Assim, o ónus de concluir obtém-se pela indicação resumida dos fundamentos por que se pede a alteração ou anulação da sentença ou despacho. Mais simplesmente, as conclusões traduzem uma enunciação abreviada dos fundamentos do recurso, que devem ser congruentes, claros e precisos.
É que, “no contexto da alegação o recorrente procura demonstrar esta tese: que o despacho ou sentença deve ser revogado, no todo ou em parte. É claro que a demonstração desta tese implica a produção de razões ou fundamentos. Pois bem: essas razões ou fundamentos são primeiro expostos, explicados e desenvolvidos no curso da alegação; hão-de ser, depois, enunciados e resumidos, sob a forma de conclusão, no final da minuta” (assim, Alberto dos Reis; Código de Processo Civil Anotado, vol. V, reimpressão, Coimbra, 1984, p. 359).
As conclusões são, pois, a enunciação resumida dos fundamentos do recurso.
“Para serem legítimas e razoáveis, as conclusões devem emergir logicamente do arrazoado feito na alegação. As conclusões são as proposições sintéticas que emanam naturalmente do que se expôs e considerou ao longo da alegação” (assim, Alberto dos Reis; Código de Processo Civil Anotado, volume V, reimpressão, Coimbra, 1984, p. 359).

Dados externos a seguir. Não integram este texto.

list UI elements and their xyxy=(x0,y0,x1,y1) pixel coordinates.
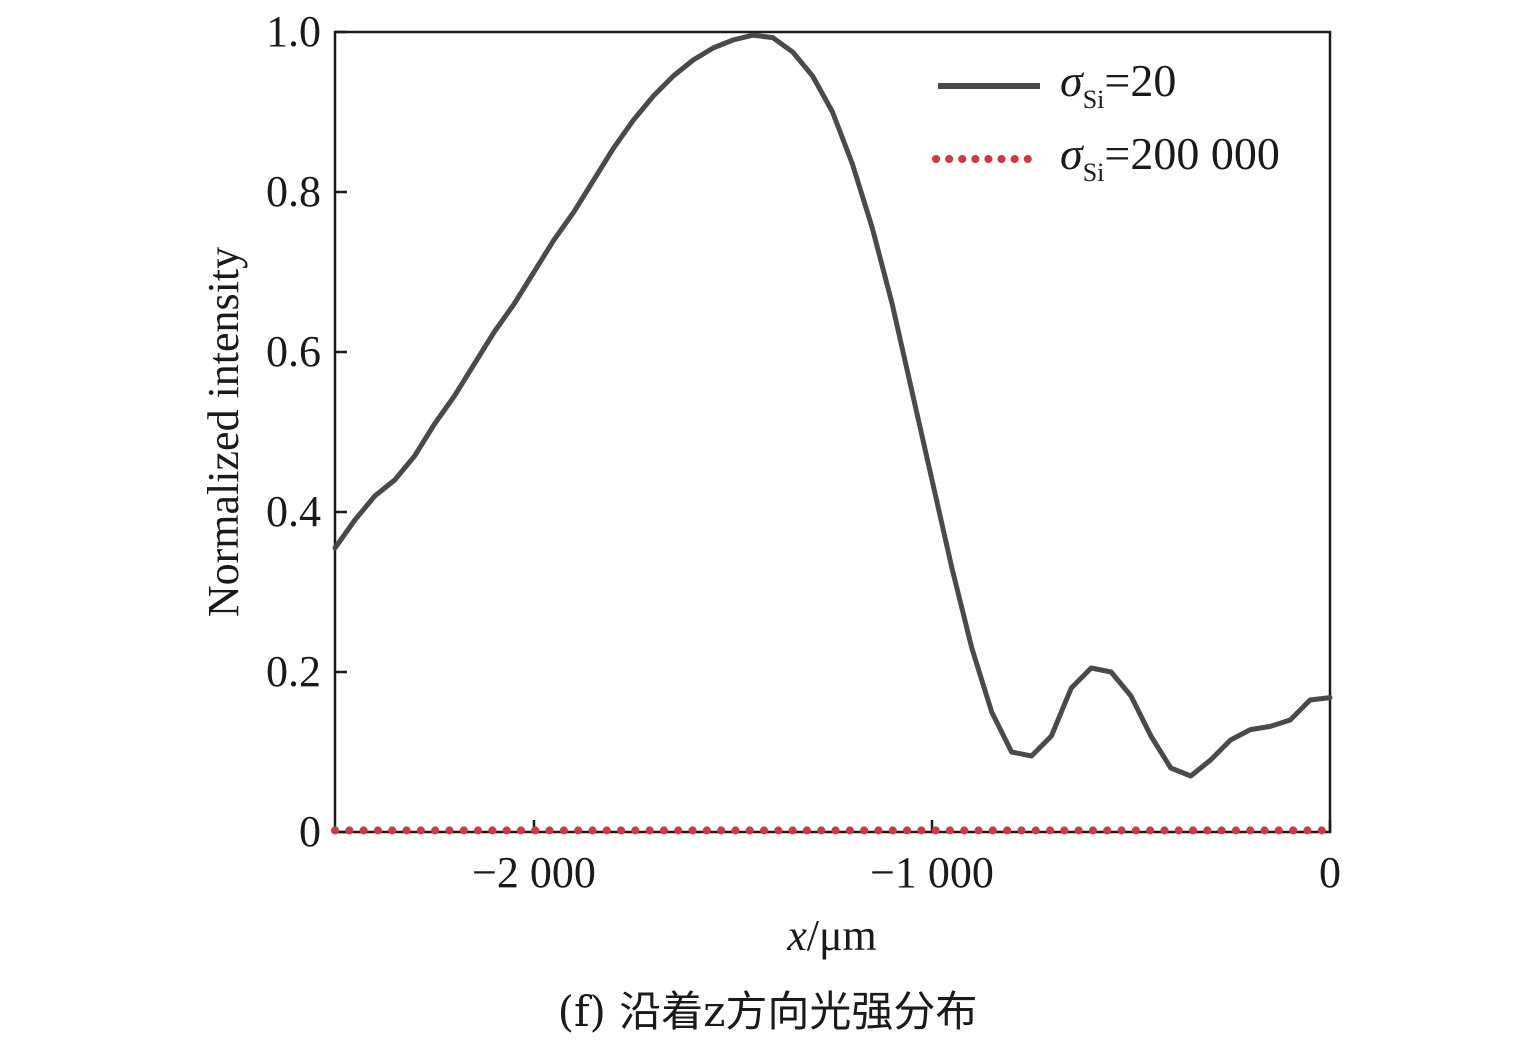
x-axis-label: x/μm xyxy=(786,911,877,960)
legend-label-series-1: σSi=20 xyxy=(1060,55,1176,114)
legend: σSi=20 σSi=200 000 xyxy=(932,55,1280,187)
y-tick-label: 0.6 xyxy=(266,327,321,376)
y-tick-label: 1.0 xyxy=(266,7,321,56)
y-axis-label: Normalized intensity xyxy=(199,247,248,617)
x-axis-variable: x xyxy=(786,911,807,960)
x-tick-label: 0 xyxy=(1319,848,1341,897)
legend-label-series-2: σSi=200 000 xyxy=(1060,128,1280,187)
x-tick-label: −1 000 xyxy=(870,848,994,897)
x-tick-label: −2 000 xyxy=(472,848,596,897)
figure-caption: (f) 沿着z方向光强分布 xyxy=(557,987,978,1036)
y-axis-ticks: 0 0.2 0.4 0.6 0.8 1.0 xyxy=(266,7,347,856)
series-line-1 xyxy=(332,32,1333,779)
y-tick-label: 0.4 xyxy=(266,487,321,536)
x-axis-unit: /μm xyxy=(807,911,877,960)
y-tick-label: 0.8 xyxy=(266,167,321,216)
x-axis-ticks: −2 000 −1 000 0 xyxy=(472,820,1341,897)
series-layer xyxy=(331,32,1334,835)
y-tick-label: 0 xyxy=(299,807,321,856)
y-tick-label: 0.2 xyxy=(266,647,321,696)
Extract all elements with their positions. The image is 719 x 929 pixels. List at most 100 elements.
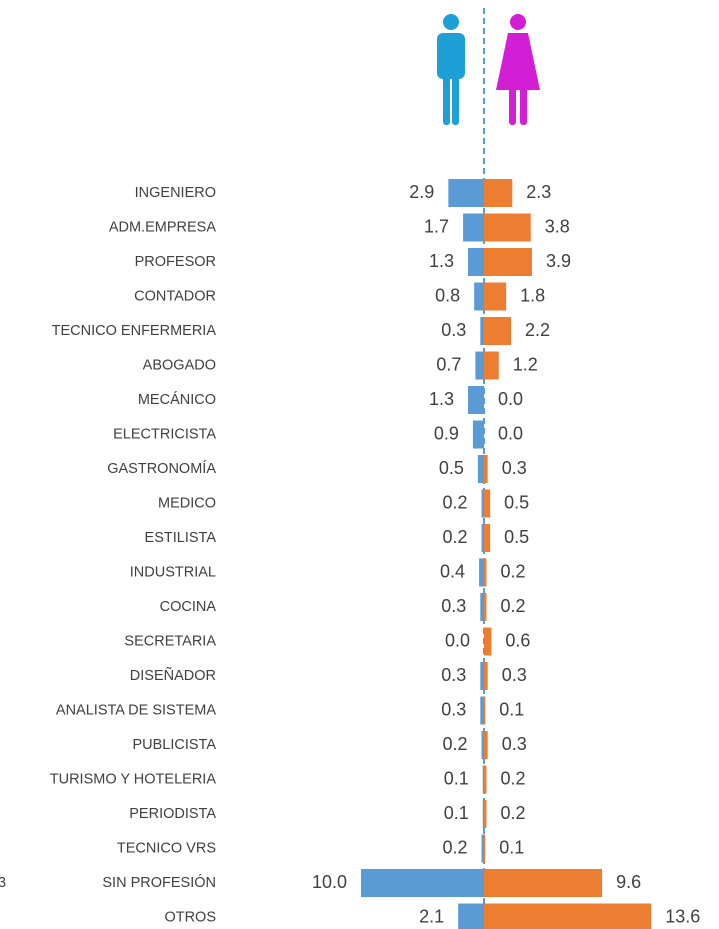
value-label: 0.2 [443, 734, 468, 754]
value-label: 2.3 [526, 182, 551, 202]
category-label: MEDICO [158, 495, 216, 511]
bar [482, 765, 484, 794]
value-label: 0.1 [499, 699, 524, 719]
value-label: 3.8 [545, 216, 570, 236]
value-label: 1.3 [429, 251, 454, 271]
category-label: ADM.EMPRESA [109, 219, 216, 235]
category-label: TECNICO ENFERMERIA [52, 323, 217, 339]
value-label: 0.2 [443, 492, 468, 512]
bar [484, 903, 652, 929]
value-label: 1.3 [429, 389, 454, 409]
bar [448, 179, 484, 207]
bar [484, 213, 531, 242]
category-label: ESTILISTA [145, 530, 217, 546]
value-label: 0.1 [444, 768, 469, 788]
bar [480, 317, 484, 345]
bar [484, 317, 512, 345]
value-label: 0.3 [502, 458, 527, 478]
value-label: 0.1 [499, 837, 524, 857]
bar [480, 696, 484, 725]
value-label: 0.8 [435, 285, 460, 305]
value-label: 2.1 [419, 906, 444, 926]
category-label: OTROS [164, 909, 216, 925]
male-icon [437, 14, 465, 125]
bar [475, 351, 484, 380]
bar [458, 903, 484, 929]
bar [480, 593, 484, 621]
value-label: 0.3 [502, 734, 527, 754]
bar [481, 731, 484, 759]
bar [484, 765, 487, 794]
value-label: 0.2 [443, 837, 468, 857]
value-label: 0.3 [502, 665, 527, 685]
category-label: PUBLICISTA [132, 737, 216, 753]
value-label: 0.1 [444, 803, 469, 823]
bar [468, 386, 484, 414]
value-label: 0.6 [505, 630, 530, 650]
bar [484, 351, 499, 380]
value-label: 0.7 [436, 354, 461, 374]
bar [484, 834, 486, 863]
bar [481, 524, 484, 552]
bar [484, 662, 488, 690]
value-label: 0.3 [441, 320, 466, 340]
category-label: SIN PROFESIÓN [102, 874, 216, 891]
bar [479, 558, 484, 587]
value-label: 0.2 [443, 527, 468, 547]
bar [484, 593, 487, 621]
bar [480, 662, 484, 690]
female-icon [496, 14, 540, 125]
value-label: 0.9 [434, 423, 459, 443]
value-label: 9.6 [616, 872, 641, 892]
bar [484, 731, 488, 759]
category-label: MECÁNICO [138, 391, 216, 408]
category-label: ABOGADO [143, 357, 216, 373]
bar [484, 248, 532, 276]
value-label: 0.3 [441, 596, 466, 616]
bar [472, 420, 484, 449]
bar [463, 213, 484, 242]
value-label: 0.4 [440, 561, 465, 581]
value-label: 0.3 [441, 665, 466, 685]
bar [477, 455, 484, 483]
value-label: 0.0 [498, 389, 523, 409]
bar [484, 489, 491, 518]
bar [361, 869, 484, 897]
category-label: TECNICO VRS [117, 840, 216, 856]
value-label: 0.5 [439, 458, 464, 478]
value-label: 3.9 [546, 251, 571, 271]
category-label: INGENIERO [135, 185, 216, 201]
value-label: 1.2 [513, 354, 538, 374]
category-label: PERIODISTA [129, 806, 216, 822]
value-label: 0.5 [504, 492, 529, 512]
category-label: CONTADOR [134, 288, 216, 304]
category-label: ANALISTA DE SISTEMA [56, 702, 216, 718]
category-label: DISEÑADOR [130, 667, 216, 684]
bar [484, 282, 507, 311]
value-label: 0.2 [500, 561, 525, 581]
bar [484, 179, 513, 207]
value-label: 0.0 [498, 423, 523, 443]
value-label: 2.2 [525, 320, 550, 340]
value-label: 0.5 [504, 527, 529, 547]
category-label: GASTRONOMÍA [107, 460, 216, 477]
category-label: PROFESOR [135, 254, 216, 270]
bar [468, 248, 484, 276]
value-label: 0.0 [445, 630, 470, 650]
bar [482, 800, 484, 828]
value-label: 1.8 [520, 285, 545, 305]
bar [484, 696, 486, 725]
value-label: 13.6 [665, 906, 700, 926]
bar [484, 869, 603, 897]
bar [481, 489, 484, 518]
bar [474, 282, 484, 311]
bar [484, 627, 492, 656]
bar [484, 455, 488, 483]
value-label: 2.9 [409, 182, 434, 202]
value-label: 0.2 [500, 768, 525, 788]
bar [484, 558, 487, 587]
value-label: 0.2 [500, 596, 525, 616]
bar [484, 524, 491, 552]
value-label: 10.0 [312, 872, 347, 892]
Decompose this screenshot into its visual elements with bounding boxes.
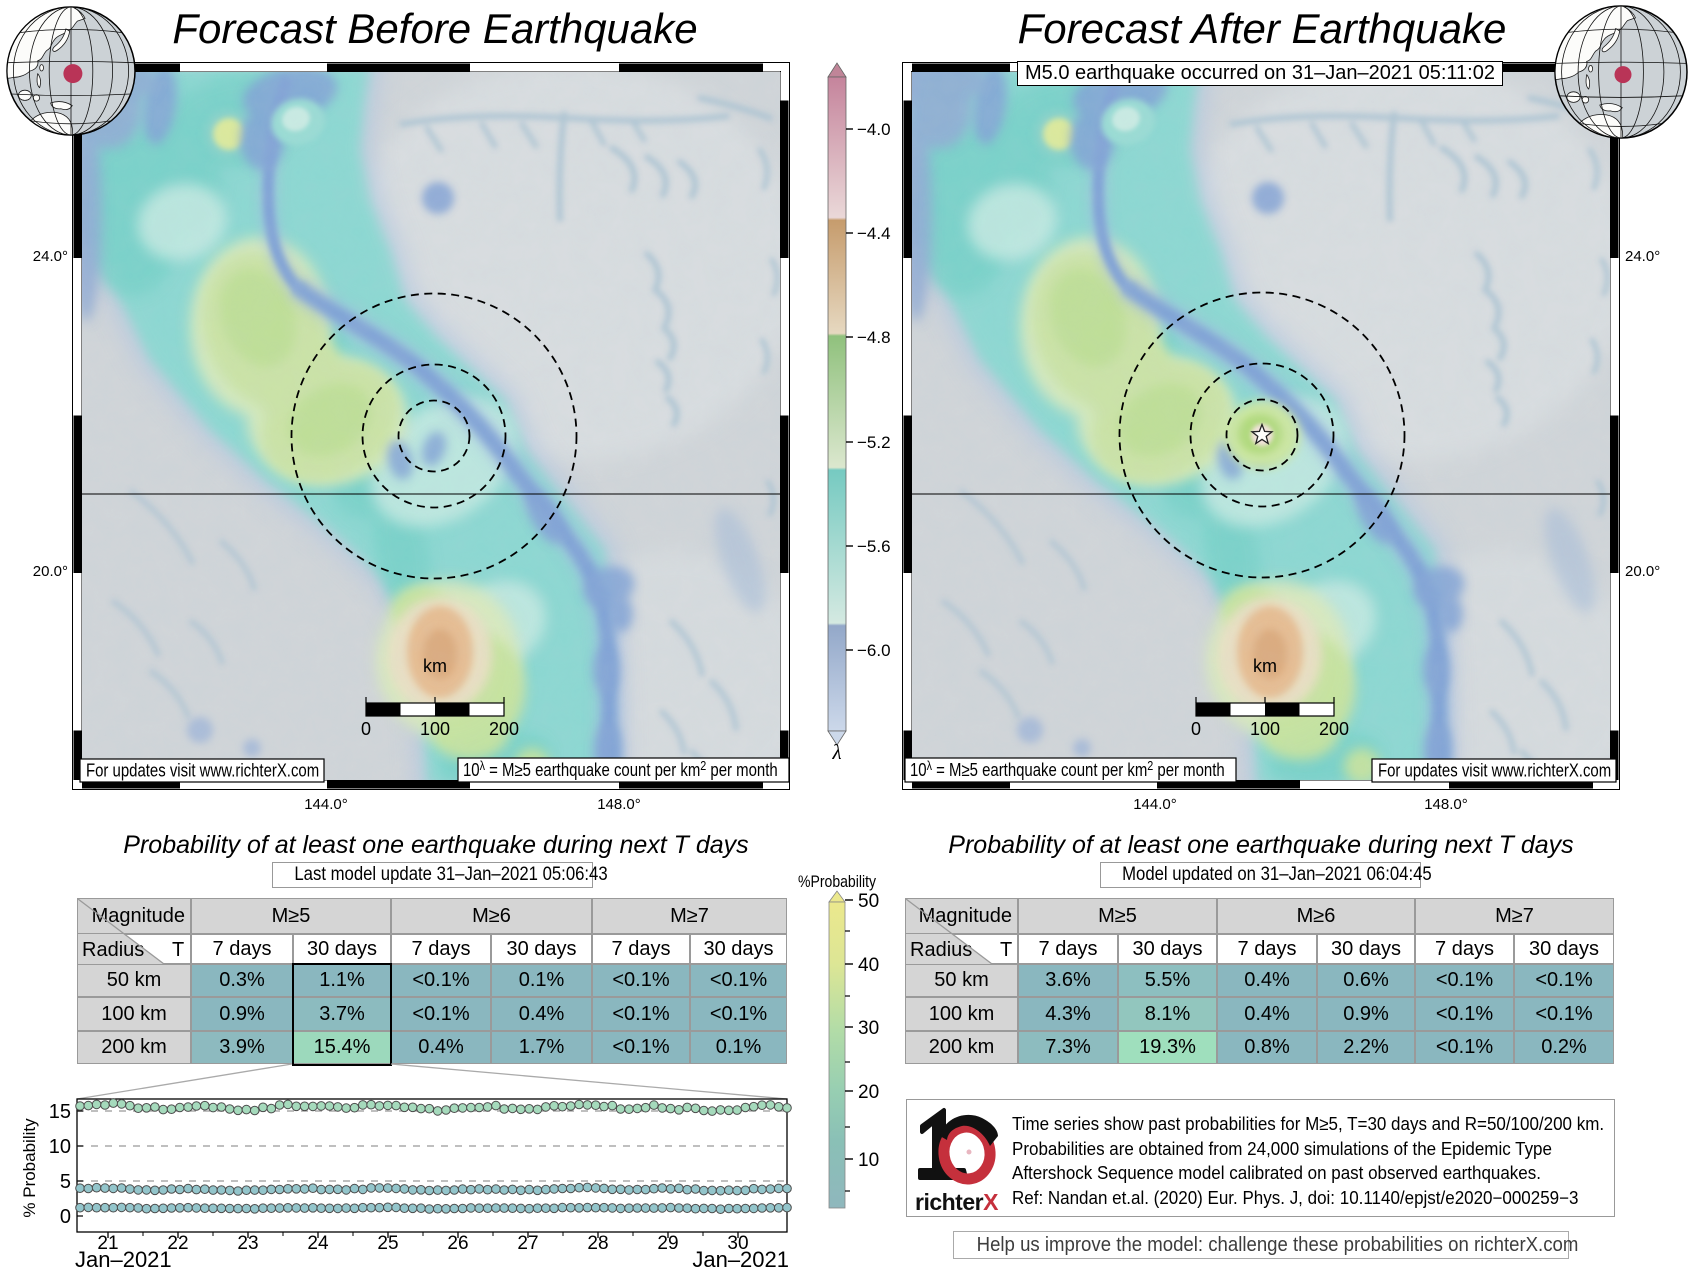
svg-text:−4.4: −4.4 [857, 224, 891, 243]
svg-text:−4.8: −4.8 [857, 328, 891, 347]
svg-text:20: 20 [858, 1082, 879, 1103]
svg-text:10: 10 [49, 1136, 71, 1158]
svg-text:λ: λ [831, 740, 841, 764]
svg-text:26: 26 [447, 1233, 468, 1254]
svg-text:richterX: richterX [915, 1189, 999, 1215]
svg-text:10: 10 [858, 1150, 879, 1171]
svg-text:25: 25 [377, 1233, 398, 1254]
svg-text:200: 200 [489, 719, 519, 739]
svg-text:−5.2: −5.2 [857, 433, 891, 452]
svg-text:10λ = M≥5 earthquake count per: 10λ = M≥5 earthquake count per km2 per m… [463, 758, 778, 780]
svg-text:100: 100 [420, 719, 450, 739]
svg-text:−6.0: −6.0 [857, 641, 891, 660]
svg-text:5: 5 [60, 1171, 71, 1193]
svg-text:23: 23 [237, 1233, 258, 1254]
svg-text:15: 15 [49, 1101, 71, 1123]
svg-text:%Probability: %Probability [798, 873, 877, 891]
svg-text:For updates visit www.richterX: For updates visit www.richterX.com [1378, 760, 1611, 781]
svg-text:0: 0 [1191, 719, 1201, 739]
svg-text:30: 30 [858, 1018, 879, 1039]
svg-text:Radius: Radius [82, 939, 144, 961]
svg-text:30: 30 [727, 1233, 748, 1254]
svg-text:24: 24 [307, 1233, 329, 1254]
svg-text:0: 0 [60, 1206, 71, 1228]
svg-text:40: 40 [858, 955, 879, 976]
svg-text:28: 28 [587, 1233, 608, 1254]
svg-text:Radius: Radius [910, 939, 972, 961]
svg-text:0: 0 [361, 719, 371, 739]
svg-text:For updates visit www.richterX: For updates visit www.richterX.com [86, 760, 319, 781]
svg-text:22: 22 [167, 1233, 188, 1254]
svg-text:21: 21 [97, 1233, 118, 1254]
svg-text:10λ = M≥5 earthquake count per: 10λ = M≥5 earthquake count per km2 per m… [910, 758, 1225, 780]
svg-text:29: 29 [657, 1233, 678, 1254]
svg-text:T: T [1000, 939, 1012, 961]
svg-text:200: 200 [1319, 719, 1349, 739]
svg-text:27: 27 [517, 1233, 538, 1254]
svg-text:Jan–2021: Jan–2021 [75, 1247, 172, 1267]
svg-text:Jan–2021: Jan–2021 [692, 1247, 789, 1267]
svg-text:km: km [423, 656, 447, 676]
svg-text:100: 100 [1250, 719, 1280, 739]
svg-text:−5.6: −5.6 [857, 537, 891, 556]
svg-text:50: 50 [858, 891, 879, 912]
svg-text:T: T [172, 939, 184, 961]
svg-text:km: km [1253, 656, 1277, 676]
svg-text:−4.0: −4.0 [857, 120, 891, 139]
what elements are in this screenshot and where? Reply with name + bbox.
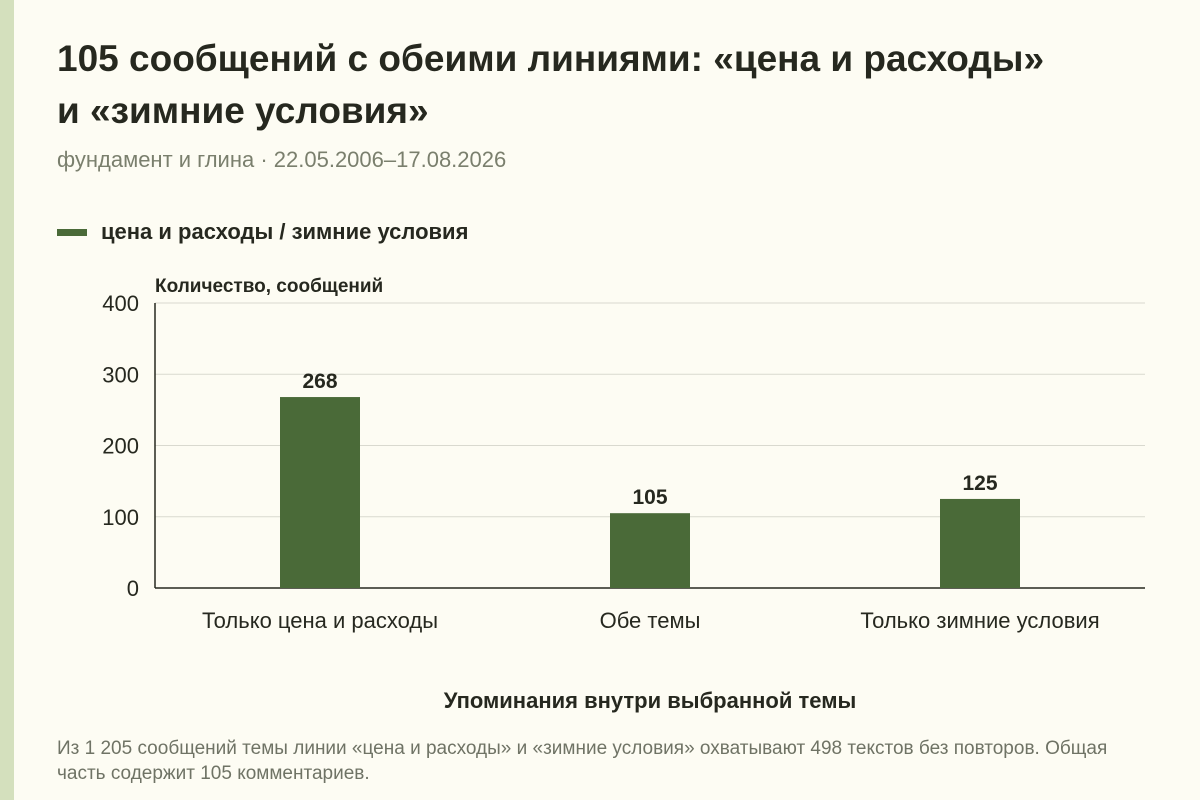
x-tick-label: Только цена и расходы — [202, 608, 438, 633]
bar — [940, 498, 1020, 588]
legend-label: цена и расходы / зимние условия — [101, 219, 469, 244]
y-tick-label: 300 — [102, 362, 139, 387]
bar-value-label: 268 — [302, 370, 337, 393]
chart-title: 105 сообщений с обеими линиями: «цена и … — [57, 38, 1045, 131]
legend-swatch — [57, 228, 87, 236]
side-accent-bar — [0, 0, 14, 800]
footnote: Из 1 205 сообщений темы линии «цена и ра… — [57, 738, 1108, 784]
bar-chart: 0 100 200 300 400 Количество, сообщений 268 Тол… — [102, 276, 1145, 713]
bar — [610, 513, 690, 588]
chart-subtitle: фундамент и глина · 22.05.2006–17.08.202… — [57, 147, 507, 172]
x-axis-title: Упоминания внутри выбранной темы — [444, 688, 857, 713]
x-tick-label: Только зимние условия — [860, 608, 1099, 633]
legend: цена и расходы / зимние условия — [57, 219, 468, 245]
y-tick-label: 400 — [102, 291, 139, 316]
y-axis-title: Количество, сообщений — [155, 276, 383, 297]
bar-value-label: 105 — [632, 486, 667, 509]
bar-value-label: 125 — [962, 472, 997, 495]
bar — [280, 397, 360, 588]
y-tick-label: 200 — [102, 434, 139, 459]
y-tick-label: 0 — [127, 576, 139, 601]
y-tick-label: 100 — [102, 505, 139, 530]
x-tick-label: Обе темы — [600, 608, 701, 633]
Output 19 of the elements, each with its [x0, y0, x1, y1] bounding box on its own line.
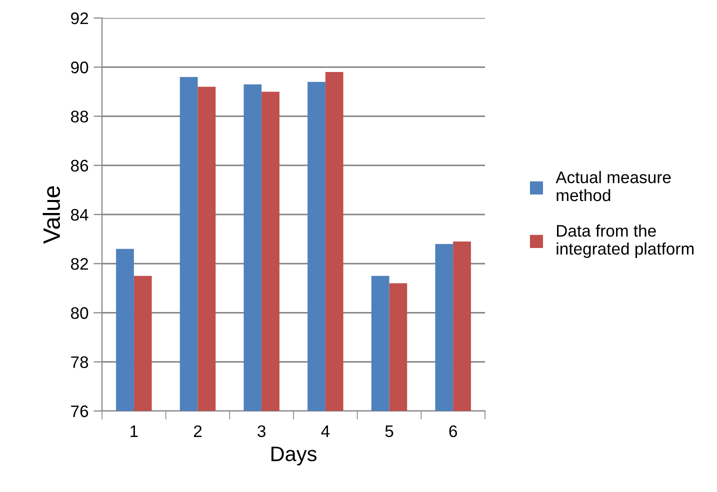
legend-label: Actual measure method: [556, 171, 671, 202]
y-tick-label: 80: [70, 307, 88, 319]
y-tick-label: 90: [71, 62, 88, 74]
x-tick-label: 3: [258, 425, 266, 438]
y-tick-label: 82: [70, 258, 88, 270]
y-tick-label: 78: [71, 356, 88, 368]
y-axis-title: Value: [42, 186, 60, 244]
x-tick-label: 1: [130, 426, 138, 437]
x-tick-label: 2: [194, 425, 202, 437]
x-tick-label: 6: [449, 425, 457, 438]
legend-label: Data from the integrated platform: [556, 224, 694, 258]
y-tick-label: 92: [71, 12, 88, 24]
y-tick-label: 88: [70, 110, 88, 122]
y-tick-label: 84: [70, 208, 88, 221]
y-tick-label: 86: [70, 160, 88, 172]
x-tick-label: 5: [385, 426, 394, 438]
x-axis-title: Days: [271, 446, 316, 466]
y-tick-label: 76: [71, 405, 88, 418]
x-tick-label: 4: [321, 426, 330, 437]
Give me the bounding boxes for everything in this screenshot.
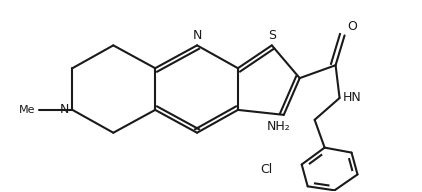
Text: Cl: Cl (260, 163, 273, 176)
Text: HN: HN (343, 91, 361, 104)
Text: Me: Me (19, 105, 35, 115)
Text: N: N (192, 29, 202, 42)
Text: O: O (348, 21, 357, 33)
Text: S: S (268, 29, 276, 42)
Text: NH₂: NH₂ (267, 120, 291, 133)
Text: N: N (60, 103, 70, 116)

A lei impõe a indicação especificada dos fundamentos do recurso nas conclusões, para que o tribunal conheça, com precisão, as razões da discordância em relação à decisão recorrida.
Conforme se referiu no Acórdão do Supremo Tribunal de Justiça de 18-06-2013 (Pº 483/08.0TBLNH.L1.S1, rel. GARCIA CALEJO): “O recorrente deve terminar as suas alegações de recurso com conclusões sintéticas (onde indicará os fundamentos por que pede a alteração ou anulação da decisão recorrida). Essas conclusões devem ser idóneas para delimitar de forma clara, inteligível e concludente o objecto do recurso, permitindo apreender as questões de facto ou de direito que o recorrente pretende suscitar na impugnação que deduz e que o tribunal superior cumpre solucionar. Não devem valer como conclusões arrazoadas longas e confusas em que se não discriminam com facilidade as questões invocadas”.
Na mesma linha, decidiu-se no Acórdão do Tribunal da Relação de Lisboa de 23-03-2017 (Pº 1297/12.9T2AMD-A.L1-2, rel. PEDRO MARTINS) que: “Se as conclusões de um recurso não são a síntese daquilo que foi dito no corpo das alegações (art. 639/1 do CPC), mas matéria nova não discutida neste corpo, não há conclusões que devam ser tidas em consideração. E também não existem conclusões relevantes se em nenhuma delas consta a indicação dos fundamentos por que se pede a alteração da decisão (art. 639/1 do CPC)”.
Esse ónus de concluir compete exclusivamente ao recorrente – conforme decorre do n.º 1 do artigo 639.º do CPC - e tem a finalidade útil e garantística de permitir que não existam dúvidas de interpretação acerca dos motivos que o levam a impugnar a decisão recorrida.
As conclusões nada têm de inútil ou de meramente formal, constituindo, por natureza e definição, a forma de indicação explícita e clara da fundamentação das questões equacionadas pelo recorrente como motivadoras do recurso e destinam-se, à luz da cooperação devida pelas partes, a clarificar o debate, quer para exercício do contraditório, quer para enquadramento da decisão.
As conclusões exercem a importante função de delimitação do objeto do recurso, daí que deva ser clara a identificação do que se pretende obter junto do tribunal de recurso, por contraposição, com a decisão recorrida.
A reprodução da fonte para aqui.